Insider Brief
- Classiq, Comcast, and Advanced Micro Devices completed a joint trial demonstrating a quantum algorithm for improving network routing resilience and backup path identification.
- The project tested quantum techniques alongside GPU-accelerated classical simulation using AMD Instinct GPUs to identify independent, low-latency backup paths during network maintenance scenarios.
- The trial combined execution on quantum hardware and accelerated simulation environments to evaluate real-time optimization of complex telecommunications network challenges.
PRESS RELEASE — Classiq, the leading quantum computing software company, Comcast and AMD today announced the completion of a groundbreaking trial aimed at improving Internet delivery by leveraging quantum algorithms to supercharge network routing resilience.

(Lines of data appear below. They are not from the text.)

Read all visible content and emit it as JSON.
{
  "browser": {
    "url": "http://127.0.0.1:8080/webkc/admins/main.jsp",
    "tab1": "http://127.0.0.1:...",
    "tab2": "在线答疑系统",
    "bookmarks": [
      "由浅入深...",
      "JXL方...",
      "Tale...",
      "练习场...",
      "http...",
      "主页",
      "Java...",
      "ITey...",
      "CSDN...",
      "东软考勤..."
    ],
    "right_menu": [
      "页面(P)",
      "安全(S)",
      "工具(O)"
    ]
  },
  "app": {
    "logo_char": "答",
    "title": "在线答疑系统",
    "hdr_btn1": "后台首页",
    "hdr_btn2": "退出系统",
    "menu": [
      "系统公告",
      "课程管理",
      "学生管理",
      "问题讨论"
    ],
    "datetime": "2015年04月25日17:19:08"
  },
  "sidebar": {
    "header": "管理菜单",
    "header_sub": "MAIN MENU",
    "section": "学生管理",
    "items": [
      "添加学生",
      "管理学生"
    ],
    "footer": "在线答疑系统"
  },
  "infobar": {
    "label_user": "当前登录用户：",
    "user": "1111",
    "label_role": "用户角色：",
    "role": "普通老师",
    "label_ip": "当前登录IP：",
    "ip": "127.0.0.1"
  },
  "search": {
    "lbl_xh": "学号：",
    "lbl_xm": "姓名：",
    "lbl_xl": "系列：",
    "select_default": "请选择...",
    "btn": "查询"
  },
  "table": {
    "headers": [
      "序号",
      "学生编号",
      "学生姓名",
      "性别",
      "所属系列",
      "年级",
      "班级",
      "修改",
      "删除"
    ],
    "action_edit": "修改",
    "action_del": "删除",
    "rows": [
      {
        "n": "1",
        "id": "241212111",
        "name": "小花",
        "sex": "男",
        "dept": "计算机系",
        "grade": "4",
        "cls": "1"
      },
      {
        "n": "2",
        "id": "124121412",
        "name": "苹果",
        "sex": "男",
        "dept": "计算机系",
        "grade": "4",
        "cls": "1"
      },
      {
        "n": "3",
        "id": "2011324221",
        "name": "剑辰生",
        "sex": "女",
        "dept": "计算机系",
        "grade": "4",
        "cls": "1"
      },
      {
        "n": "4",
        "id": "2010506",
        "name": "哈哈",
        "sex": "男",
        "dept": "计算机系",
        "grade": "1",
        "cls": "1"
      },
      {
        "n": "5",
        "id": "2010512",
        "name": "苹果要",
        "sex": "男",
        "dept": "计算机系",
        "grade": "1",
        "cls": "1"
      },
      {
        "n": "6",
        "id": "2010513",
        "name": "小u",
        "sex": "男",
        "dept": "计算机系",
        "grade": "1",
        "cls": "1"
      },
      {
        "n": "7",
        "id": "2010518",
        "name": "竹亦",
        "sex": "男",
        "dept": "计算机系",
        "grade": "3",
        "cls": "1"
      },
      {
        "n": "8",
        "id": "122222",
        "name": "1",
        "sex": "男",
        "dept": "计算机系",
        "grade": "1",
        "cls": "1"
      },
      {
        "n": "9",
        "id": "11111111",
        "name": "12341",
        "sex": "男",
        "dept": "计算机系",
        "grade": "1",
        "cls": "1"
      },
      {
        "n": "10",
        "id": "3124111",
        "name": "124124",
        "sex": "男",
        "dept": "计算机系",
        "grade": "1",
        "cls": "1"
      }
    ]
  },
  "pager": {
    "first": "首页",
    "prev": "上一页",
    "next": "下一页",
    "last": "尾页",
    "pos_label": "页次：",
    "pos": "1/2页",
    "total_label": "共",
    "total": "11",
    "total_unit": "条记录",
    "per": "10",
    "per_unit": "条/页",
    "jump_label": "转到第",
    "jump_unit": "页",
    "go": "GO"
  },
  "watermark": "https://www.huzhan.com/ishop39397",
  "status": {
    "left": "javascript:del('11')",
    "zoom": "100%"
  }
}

“What our customers want is simple: fast, secure and reliable connectivity, but when you operate a network as large and dynamic as ours, delivering on that promise is complex, especially in the face of growing network demand,” said Elad Nafshi, Chief Network Officer, Comcast Connectivity and Platforms. “We launched these trials with Classiq last year with the goal of understanding how quantum software and technology could tackle real network challenges. Our results have shown that quantum computing for network optimization isn’t theoretical – it’s practical, scalable, and grounded in the needs of our customers.”
About the Trial
The joint trial tackled a fundamental network design challenge: identifying independent backup paths for network sites when implementing network maintenance and change management. The goal being that if a network site is taken offline for routine maintenance, should a second site unexpectedly fail during that window, network traffic could be seamlessly rerouted without any disruption or degradation to customer connectivity. To achieve this outcome, operators must identify unique backup paths that are fast, resilient to simultaneous link failures, and optimized for the lowest latency delivery, a task that becomes exponentially harder to identify as networks grow.

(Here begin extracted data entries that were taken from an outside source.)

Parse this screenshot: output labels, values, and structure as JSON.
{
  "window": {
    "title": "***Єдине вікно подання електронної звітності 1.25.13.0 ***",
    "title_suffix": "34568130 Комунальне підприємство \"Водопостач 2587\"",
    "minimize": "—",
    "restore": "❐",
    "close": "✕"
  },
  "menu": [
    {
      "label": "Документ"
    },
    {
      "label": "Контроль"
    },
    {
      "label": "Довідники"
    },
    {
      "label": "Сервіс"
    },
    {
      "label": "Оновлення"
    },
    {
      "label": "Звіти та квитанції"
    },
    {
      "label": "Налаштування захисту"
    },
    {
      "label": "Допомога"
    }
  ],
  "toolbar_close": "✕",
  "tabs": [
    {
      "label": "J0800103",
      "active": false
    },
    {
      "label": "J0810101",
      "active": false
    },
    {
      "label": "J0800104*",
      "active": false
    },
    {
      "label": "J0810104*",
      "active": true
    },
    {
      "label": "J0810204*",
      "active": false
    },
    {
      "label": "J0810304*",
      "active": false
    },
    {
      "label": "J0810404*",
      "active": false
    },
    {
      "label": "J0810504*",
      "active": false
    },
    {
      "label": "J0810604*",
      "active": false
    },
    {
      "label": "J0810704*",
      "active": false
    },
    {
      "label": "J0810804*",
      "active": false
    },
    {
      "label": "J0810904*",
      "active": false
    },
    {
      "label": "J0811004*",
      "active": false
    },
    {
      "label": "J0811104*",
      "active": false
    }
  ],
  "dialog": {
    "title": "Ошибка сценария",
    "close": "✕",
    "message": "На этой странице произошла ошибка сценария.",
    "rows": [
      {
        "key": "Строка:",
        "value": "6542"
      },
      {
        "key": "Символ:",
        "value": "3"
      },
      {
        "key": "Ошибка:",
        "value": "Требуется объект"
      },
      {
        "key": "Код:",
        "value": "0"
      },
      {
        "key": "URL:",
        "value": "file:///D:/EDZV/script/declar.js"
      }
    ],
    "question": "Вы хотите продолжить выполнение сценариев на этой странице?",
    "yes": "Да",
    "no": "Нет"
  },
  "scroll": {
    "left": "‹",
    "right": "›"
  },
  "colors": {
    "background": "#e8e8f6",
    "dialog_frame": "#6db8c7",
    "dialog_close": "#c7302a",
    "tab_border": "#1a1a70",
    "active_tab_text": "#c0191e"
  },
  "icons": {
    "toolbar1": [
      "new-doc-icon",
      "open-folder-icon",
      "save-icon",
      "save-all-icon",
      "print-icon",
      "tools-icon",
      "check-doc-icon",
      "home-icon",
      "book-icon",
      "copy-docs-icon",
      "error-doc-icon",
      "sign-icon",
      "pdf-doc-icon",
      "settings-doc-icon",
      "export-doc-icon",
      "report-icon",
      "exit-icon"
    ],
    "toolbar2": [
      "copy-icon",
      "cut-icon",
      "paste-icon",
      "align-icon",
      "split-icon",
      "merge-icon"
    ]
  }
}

The trial applied quantum techniques, alongside high-performance classical computing, to test whether quantum algorithms could successfully identify unique network backup paths in real-time across change management scenarios. It comprised of execution on quantum hardware and in accelerated simulation environments that made use of AMD Instinct™ GPUs to achieve meaningful computational capacity (qubit scale) not yet possible through quantum hardware alone. With the GPU-accelerated simulations, the teams were able to iterate rapidly and validate algorithm behavior, together with runs executed on quantum hardware to assess implementation success. Review more detailed trial results in this scholarly article authored by the research team and this blog post for quantum developers.
Classiq provided quantum software and engineering support, empowering rapid modeling, optimized implementation and execution across both hardware and simulated environment executions.

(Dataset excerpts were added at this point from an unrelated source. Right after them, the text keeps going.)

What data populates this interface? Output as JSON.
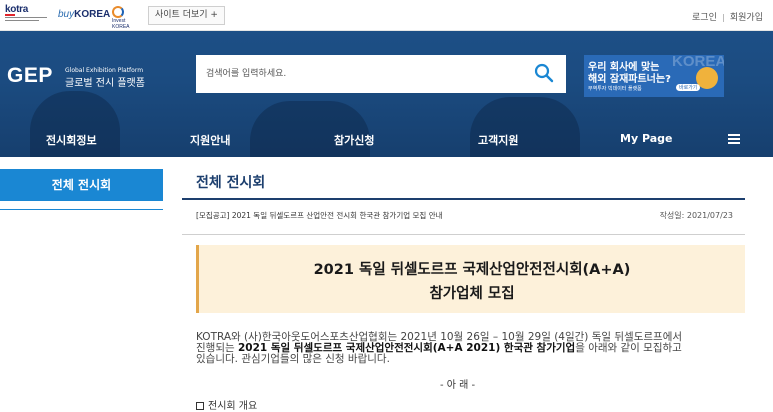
{
  "topbar": {
    "logo_kotra": "kotra",
    "logo_buykorea_prefix": "buy",
    "logo_buykorea_suffix": "KOREA",
    "logo_invest": "Invest KOREA",
    "site_more": "사이트 더보기 +",
    "login": "로그인",
    "signup": "회원가입"
  },
  "header": {
    "logo_main": "GEP",
    "logo_sub_en": "Global Exhibition Platform",
    "logo_sub_ko": "글로벌 전시 플랫폼",
    "search_placeholder": "검색어를 입력하세요.",
    "banner": {
      "line1": "우리 회사에 맞는",
      "line2": "해외 잠재파트너는?",
      "line3": "무역투자 빅데이터 플랫폼",
      "pill": "바로가기",
      "bg_text": "KOREA"
    },
    "nav": [
      "전시회정보",
      "지원안내",
      "참가신청",
      "고객지원",
      "My Page"
    ]
  },
  "sidebar": {
    "active_item": "전체 전시회"
  },
  "main": {
    "page_title": "전체 전시회",
    "notice_title": "[모집공고] 2021 독일 뒤셀도르프 산업안전 전시회 한국관 참가기업 모집 안내",
    "notice_date": "작성일: 2021/07/23",
    "hero_line1": "2021 독일 뒤셀도르프 국제산업안전전시회(A+A)",
    "hero_line2": "참가업체 모집",
    "body_line1": "KOTRA와 (사)한국아웃도어스포츠산업협회는 2021년 10월 26일 – 10월 29일 (4일간) 독일 뒤셀도르프에서",
    "body_line2": "진행되는",
    "body_strong": "2021 독일 뒤셀도르프 국제산업안전전시회(A+A 2021) 한국관 참가기업",
    "body_line2_tail": "을 아래와 같이 모집하고",
    "body_line3": "있습니다. 관심기업들의 많은 신청 바랍니다.",
    "center_mark": "- 아 래 -",
    "section_title": "전시회 개요"
  },
  "colors": {
    "header_blue": "#1b4b80",
    "sidebar_active": "#1a87d3",
    "title_navy": "#1d3f6e",
    "hero_bg": "#fdf1da"
  }
}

Optimization problems in global telecommunications networks represent large combinatorial search spaces that grow exponentially with network size, making them computationally intensive to solve – the perfect challenge for quantum computing.
Enterprise quantum R&D requires rapid iterations and repeatable workflows,” said Nir Minerbi, co-founder and CEO of Classiq. “This collaboration demonstrates how teams can ideate, model complex optimization problems and then run them quickly and efficiently across different backends, including both GPU-accelerated simulation and quantum hardware, while keeping the work portable as the ecosystem evolves.”“The future of computing is a convergence of classical and quantum computing,” said Madhu Rangarajan, corporate vice president, Compute and Enterprise AI Products, AMD. “As a leader in high-performance classical computing, we’re exploring how we take our high-performance computing products and use them to support quantum. This collaboration shows a real-world example of how accelerated simulation and quantum execution can co-exist to solve a problem that matters to network operations.”